Paper Contents
Abstract
The rapid growth of online shopping has led to an explosion of user-generated content, particularly in the form of product reviews. These reviews provide valuable insights into customer satisfaction, product quality, and user expectations. However, the sheer volume of such feedback makes manual analysis nearly impossible. As a result, automated sentiment analysis has become an essential tool for interpreting opinions embedded in textual data.

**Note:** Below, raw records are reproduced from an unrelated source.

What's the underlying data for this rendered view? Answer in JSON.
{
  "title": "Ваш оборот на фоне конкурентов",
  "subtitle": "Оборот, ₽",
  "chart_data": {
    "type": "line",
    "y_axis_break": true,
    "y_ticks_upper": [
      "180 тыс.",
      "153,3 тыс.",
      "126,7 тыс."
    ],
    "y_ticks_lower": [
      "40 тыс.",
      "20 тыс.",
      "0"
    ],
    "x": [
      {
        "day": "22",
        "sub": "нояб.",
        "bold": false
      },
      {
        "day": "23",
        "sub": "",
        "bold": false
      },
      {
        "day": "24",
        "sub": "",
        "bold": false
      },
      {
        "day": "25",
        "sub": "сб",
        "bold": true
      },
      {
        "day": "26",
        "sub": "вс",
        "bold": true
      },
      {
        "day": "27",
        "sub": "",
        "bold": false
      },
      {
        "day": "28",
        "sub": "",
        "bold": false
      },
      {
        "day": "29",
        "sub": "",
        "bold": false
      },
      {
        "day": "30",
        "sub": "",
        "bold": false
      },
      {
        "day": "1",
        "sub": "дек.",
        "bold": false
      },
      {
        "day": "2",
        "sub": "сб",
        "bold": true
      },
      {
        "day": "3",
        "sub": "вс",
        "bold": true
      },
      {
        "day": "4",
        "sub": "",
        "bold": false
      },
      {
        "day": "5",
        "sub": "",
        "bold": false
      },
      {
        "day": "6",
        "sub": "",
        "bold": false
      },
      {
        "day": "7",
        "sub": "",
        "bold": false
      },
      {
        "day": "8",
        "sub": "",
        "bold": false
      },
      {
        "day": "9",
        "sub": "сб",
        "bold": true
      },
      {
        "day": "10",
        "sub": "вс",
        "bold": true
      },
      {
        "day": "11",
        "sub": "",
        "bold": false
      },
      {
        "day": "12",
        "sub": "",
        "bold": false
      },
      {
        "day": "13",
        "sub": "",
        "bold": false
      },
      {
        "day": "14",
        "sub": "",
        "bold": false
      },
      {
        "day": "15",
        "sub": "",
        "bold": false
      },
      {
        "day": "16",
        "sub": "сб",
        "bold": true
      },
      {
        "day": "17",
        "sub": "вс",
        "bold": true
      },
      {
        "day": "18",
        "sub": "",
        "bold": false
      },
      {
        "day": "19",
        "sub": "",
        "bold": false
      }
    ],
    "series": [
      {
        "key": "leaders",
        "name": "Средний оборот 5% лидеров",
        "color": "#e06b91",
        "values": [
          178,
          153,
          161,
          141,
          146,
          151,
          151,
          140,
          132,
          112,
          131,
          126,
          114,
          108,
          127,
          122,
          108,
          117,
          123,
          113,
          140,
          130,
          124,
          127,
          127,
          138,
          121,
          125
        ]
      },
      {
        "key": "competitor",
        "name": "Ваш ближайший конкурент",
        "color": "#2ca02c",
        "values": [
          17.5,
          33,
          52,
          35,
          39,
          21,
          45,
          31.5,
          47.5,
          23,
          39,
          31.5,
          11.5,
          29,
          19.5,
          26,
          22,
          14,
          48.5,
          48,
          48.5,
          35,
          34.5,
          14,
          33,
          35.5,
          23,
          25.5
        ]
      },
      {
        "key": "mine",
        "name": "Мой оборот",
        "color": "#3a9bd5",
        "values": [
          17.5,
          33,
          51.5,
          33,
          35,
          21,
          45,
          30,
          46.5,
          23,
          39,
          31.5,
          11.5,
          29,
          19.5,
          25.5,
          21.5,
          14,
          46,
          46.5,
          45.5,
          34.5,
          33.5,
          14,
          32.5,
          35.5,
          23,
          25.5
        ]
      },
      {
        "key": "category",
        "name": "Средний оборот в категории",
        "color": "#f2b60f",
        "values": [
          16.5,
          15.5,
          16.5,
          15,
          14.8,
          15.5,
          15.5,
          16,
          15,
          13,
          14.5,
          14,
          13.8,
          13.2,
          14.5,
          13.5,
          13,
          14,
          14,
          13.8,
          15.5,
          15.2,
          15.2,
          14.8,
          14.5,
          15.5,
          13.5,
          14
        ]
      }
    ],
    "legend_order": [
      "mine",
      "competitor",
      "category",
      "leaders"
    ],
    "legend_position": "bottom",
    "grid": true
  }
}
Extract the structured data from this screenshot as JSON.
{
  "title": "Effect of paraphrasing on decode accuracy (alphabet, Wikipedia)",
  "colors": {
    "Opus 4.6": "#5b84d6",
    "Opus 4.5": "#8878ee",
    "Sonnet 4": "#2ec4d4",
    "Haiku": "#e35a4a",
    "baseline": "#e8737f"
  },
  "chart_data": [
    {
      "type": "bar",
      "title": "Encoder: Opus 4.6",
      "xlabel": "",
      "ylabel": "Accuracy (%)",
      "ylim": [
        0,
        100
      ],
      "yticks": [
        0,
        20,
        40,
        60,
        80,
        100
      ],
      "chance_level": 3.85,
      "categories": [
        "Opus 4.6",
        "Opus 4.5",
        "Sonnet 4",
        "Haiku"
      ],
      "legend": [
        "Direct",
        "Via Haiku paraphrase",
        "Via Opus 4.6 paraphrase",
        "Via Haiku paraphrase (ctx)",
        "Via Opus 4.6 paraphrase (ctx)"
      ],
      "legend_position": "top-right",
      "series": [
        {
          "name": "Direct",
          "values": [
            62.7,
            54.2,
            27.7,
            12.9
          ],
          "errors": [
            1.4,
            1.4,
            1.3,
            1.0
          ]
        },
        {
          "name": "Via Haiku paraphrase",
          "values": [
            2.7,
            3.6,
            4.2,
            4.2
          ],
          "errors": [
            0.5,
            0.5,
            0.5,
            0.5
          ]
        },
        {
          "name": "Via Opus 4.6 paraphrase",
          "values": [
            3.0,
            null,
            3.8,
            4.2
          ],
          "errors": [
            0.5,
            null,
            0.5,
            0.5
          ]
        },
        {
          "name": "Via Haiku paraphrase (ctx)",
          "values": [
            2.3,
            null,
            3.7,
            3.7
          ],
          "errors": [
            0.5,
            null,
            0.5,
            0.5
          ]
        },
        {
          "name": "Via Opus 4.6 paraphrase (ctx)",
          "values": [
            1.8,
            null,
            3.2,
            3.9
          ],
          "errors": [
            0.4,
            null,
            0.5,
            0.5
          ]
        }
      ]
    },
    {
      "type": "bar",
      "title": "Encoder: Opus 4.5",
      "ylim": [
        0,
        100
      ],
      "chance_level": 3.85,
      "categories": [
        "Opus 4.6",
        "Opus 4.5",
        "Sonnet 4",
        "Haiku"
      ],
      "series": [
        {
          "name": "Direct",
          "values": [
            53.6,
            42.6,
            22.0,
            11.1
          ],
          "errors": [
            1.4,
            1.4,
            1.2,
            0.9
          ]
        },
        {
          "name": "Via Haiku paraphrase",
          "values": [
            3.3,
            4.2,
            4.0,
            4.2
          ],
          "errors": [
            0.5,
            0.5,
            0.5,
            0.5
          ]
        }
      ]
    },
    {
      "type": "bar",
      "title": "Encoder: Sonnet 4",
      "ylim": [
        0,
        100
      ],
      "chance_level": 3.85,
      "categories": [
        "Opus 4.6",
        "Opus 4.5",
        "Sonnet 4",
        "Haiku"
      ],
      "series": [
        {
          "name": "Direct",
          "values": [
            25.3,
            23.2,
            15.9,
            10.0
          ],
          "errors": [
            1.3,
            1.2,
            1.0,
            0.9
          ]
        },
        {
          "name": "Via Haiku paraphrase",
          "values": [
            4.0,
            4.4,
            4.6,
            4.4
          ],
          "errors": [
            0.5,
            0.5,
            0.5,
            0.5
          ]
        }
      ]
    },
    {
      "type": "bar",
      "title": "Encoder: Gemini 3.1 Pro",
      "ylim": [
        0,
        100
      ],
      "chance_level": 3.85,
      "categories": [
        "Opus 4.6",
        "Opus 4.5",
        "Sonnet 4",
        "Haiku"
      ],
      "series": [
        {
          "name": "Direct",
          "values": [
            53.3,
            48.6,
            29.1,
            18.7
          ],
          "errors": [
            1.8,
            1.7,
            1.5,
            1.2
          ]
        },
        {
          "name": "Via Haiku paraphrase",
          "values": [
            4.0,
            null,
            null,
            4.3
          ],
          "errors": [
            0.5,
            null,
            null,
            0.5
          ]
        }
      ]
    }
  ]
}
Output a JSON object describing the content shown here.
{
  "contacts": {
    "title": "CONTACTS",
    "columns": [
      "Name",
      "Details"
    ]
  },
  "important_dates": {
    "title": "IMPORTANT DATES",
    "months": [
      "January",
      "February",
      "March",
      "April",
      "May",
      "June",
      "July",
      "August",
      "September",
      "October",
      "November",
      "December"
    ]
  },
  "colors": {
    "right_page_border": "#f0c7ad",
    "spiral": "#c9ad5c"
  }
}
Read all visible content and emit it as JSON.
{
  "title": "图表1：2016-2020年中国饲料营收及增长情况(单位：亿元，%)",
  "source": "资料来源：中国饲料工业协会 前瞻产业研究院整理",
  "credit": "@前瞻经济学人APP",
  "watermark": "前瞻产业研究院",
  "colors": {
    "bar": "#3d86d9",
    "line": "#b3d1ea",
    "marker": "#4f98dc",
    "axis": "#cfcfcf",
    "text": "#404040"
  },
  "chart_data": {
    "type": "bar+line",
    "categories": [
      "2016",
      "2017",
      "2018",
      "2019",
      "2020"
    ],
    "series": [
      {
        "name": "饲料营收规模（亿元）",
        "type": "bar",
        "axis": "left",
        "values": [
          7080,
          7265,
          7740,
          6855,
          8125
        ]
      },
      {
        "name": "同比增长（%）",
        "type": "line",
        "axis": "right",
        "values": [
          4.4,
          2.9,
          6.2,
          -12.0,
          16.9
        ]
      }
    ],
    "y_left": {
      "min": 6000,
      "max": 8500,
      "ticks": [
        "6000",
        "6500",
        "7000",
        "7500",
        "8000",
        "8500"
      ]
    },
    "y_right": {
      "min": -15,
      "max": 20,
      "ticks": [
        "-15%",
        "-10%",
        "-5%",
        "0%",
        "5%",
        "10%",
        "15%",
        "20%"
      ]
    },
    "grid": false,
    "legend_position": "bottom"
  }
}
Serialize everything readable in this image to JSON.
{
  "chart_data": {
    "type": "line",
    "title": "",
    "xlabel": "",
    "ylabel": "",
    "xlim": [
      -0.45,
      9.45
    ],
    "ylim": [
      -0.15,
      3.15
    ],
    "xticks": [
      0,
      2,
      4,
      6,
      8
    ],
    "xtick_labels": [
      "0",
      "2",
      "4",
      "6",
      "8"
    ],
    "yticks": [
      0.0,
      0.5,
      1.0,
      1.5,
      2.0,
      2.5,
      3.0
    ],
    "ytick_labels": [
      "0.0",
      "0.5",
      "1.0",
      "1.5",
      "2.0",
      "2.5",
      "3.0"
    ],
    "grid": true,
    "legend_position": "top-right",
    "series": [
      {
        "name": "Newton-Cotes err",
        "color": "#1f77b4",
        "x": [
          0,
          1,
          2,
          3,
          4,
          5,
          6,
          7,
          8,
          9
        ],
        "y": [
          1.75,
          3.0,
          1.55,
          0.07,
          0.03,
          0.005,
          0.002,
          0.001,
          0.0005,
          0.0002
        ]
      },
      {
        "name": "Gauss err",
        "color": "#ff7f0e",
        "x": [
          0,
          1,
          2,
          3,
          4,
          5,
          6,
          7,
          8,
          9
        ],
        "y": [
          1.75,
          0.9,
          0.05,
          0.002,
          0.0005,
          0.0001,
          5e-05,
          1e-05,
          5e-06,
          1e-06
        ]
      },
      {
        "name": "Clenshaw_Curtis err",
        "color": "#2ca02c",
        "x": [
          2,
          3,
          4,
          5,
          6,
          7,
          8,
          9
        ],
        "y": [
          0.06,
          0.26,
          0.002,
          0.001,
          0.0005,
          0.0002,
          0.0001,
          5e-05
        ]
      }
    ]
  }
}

Sentiment analysis, a key area within Natural Language Processing (NLP), focuses on identifying the emotional tone behind written content and categorizing it as positive, negative, or neutral.Earlier approaches to sentiment classification relied on traditional machine-learning models such as Logistic Regression, Nave Bayes, and Support Vector Machines. These models depend heavily on handcrafted features like Bag-of-Words and TF-IDF representations. Although they work reasonably well for simple datasets, they struggle to understand context, sarcasm, long text sequences, and complex linguistic patterns. Deep-learning methods like CNNs and LSTMs improved performance by learning richer feature representations, but their ability to capture bidirectional context and long-range dependencies remains limited.The introduction of Transformer-based architectures reshaped modern NLP by enabling models to learn contextual relationships using self-attention mechanisms. Among these, BERT (Bidirectional Encoder Representations from Transformers) has become a leading model due to its capability to process text in both forward and backward directions simultaneously. Its contextual understanding allows it to recognize subtle sentiment cues, implicit opinions, and mixed emotions far more effectively than earlier models.This research aims to develop a sentiment analysis system using BERT to classify Amazon product reviews and evaluate its performance against classical machine-learning and deep-learning baselines. The study involves cleaning and preprocessing review data, fine-tuning BERT on domain-specific text, and assessing the model using metrics such as accuracy, precision, recall, and F1-score. In addition, the research integrates interpretability tools like SHAP and LIME to understand the factors influencing model decisions. Through this work, the paper demonstrates how advanced NLP models can offer reliable, scalable, and context-aware solutions for analyzing large volumes of customer feedback.